Jean-Louis Murat : «Idéologiquement, j'aime beaucoup Léon Bloy, Bernanos»
Jean-Louis Murat travaille comme les paysans dont il célèbre l'existence. D'abord il compose, retiré dans les monts d'Auvergne, puis il enregistre, puis il joue, puis il se terre à nouveau pour reprendre le cycle de sa vie d'artiste. C'est méticuleux, régulier, et toujours talentueux, comme il le prouve avec son dernier album, un petit bijou d'écriture et de mélodie baptisé Grand Lièvre (1). Jean-Louis Murat, un homme rare, mais disert.
Le Point.fr : Vous vous tenez en marge du système. Pourquoi refuser de participer aux opérations caritatives, comme Les Enfoirés ?
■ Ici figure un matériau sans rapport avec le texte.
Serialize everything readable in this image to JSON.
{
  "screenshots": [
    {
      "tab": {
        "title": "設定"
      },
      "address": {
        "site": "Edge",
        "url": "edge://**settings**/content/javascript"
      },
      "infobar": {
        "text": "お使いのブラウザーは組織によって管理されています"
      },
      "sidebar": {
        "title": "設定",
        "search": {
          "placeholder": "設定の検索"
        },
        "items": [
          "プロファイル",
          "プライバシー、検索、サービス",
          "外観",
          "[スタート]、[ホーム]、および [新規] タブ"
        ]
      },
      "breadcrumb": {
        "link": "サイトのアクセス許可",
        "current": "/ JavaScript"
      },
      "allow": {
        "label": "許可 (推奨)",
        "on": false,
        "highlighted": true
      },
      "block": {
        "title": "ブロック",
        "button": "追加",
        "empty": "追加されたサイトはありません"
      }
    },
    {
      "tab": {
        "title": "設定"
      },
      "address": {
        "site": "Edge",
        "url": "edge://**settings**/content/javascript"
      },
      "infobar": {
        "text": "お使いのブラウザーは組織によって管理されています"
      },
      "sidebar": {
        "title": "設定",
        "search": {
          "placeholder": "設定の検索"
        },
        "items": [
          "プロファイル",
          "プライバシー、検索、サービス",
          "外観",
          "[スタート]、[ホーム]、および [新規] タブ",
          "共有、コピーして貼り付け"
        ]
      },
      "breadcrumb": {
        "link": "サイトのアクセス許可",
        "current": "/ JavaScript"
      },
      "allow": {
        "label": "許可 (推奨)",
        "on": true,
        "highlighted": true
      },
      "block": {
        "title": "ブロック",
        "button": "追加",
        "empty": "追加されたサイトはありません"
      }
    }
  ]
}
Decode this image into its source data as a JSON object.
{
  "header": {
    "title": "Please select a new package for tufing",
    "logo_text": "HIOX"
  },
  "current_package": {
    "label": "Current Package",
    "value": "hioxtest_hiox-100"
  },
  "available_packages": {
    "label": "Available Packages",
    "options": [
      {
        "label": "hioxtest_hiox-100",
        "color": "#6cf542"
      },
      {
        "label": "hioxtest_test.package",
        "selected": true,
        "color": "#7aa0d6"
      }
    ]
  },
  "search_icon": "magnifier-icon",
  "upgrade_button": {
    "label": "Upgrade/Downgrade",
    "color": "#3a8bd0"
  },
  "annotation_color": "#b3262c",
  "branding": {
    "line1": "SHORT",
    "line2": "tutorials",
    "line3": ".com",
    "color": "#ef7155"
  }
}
Jean-Louis Murat : Je trouve ce système dégoûtant. Les jolis coeurs, les plus-généreux-que-moi-tu-meurs, je n'y crois pas du tout. Tous ces artistes sont des monstres d'égoïsme. La vraie générosité, elle est silencieuse. Tu fais, mais tu fermes ta gueule. Ça ne doit pas devenir un élément de promotion.
Les artistes qui y participent n'ont aucune volonté d'aider une cause, selon vous ?
Non, ils font de la promo. N'importe quelle maison de disque te dira que la meilleure émission de variétés, c'est "Les Enfoirés", et qu'il serait bien d'y être. Tout est dit.
Même pas un soupçon d'altruisme ?...
Moi, toutes ces qualités-là, l'altruisme, le machin, je m'en bats les c... Ces hommes de gauche patentés, je connais leur mode de fonctionnement. Le plus grand des jolis coeurs, Renaud, je l'ai vu faire un truc qui te conduit normalement en prison. Il est devenu mon ennemi de base, même si on ne tire pas sur une ambulance. J'ai vu aussi des hérauts de la gauche jouer au poker une petite nana perdue, une nana de 16 ou 17 ans. "Elle est pour toi ou elle est pour moi ?" Je les ai vus faire ça, ces mecs qui hurlent à la mocheté du monde dès qu'un chien se fait écraser. Dans le business, c'est pire. C'est un milieu où il faut se taire. Ils ne peuvent pas me supporter, je le leur rends bien. Je n'ai pas d'amis là-dedans.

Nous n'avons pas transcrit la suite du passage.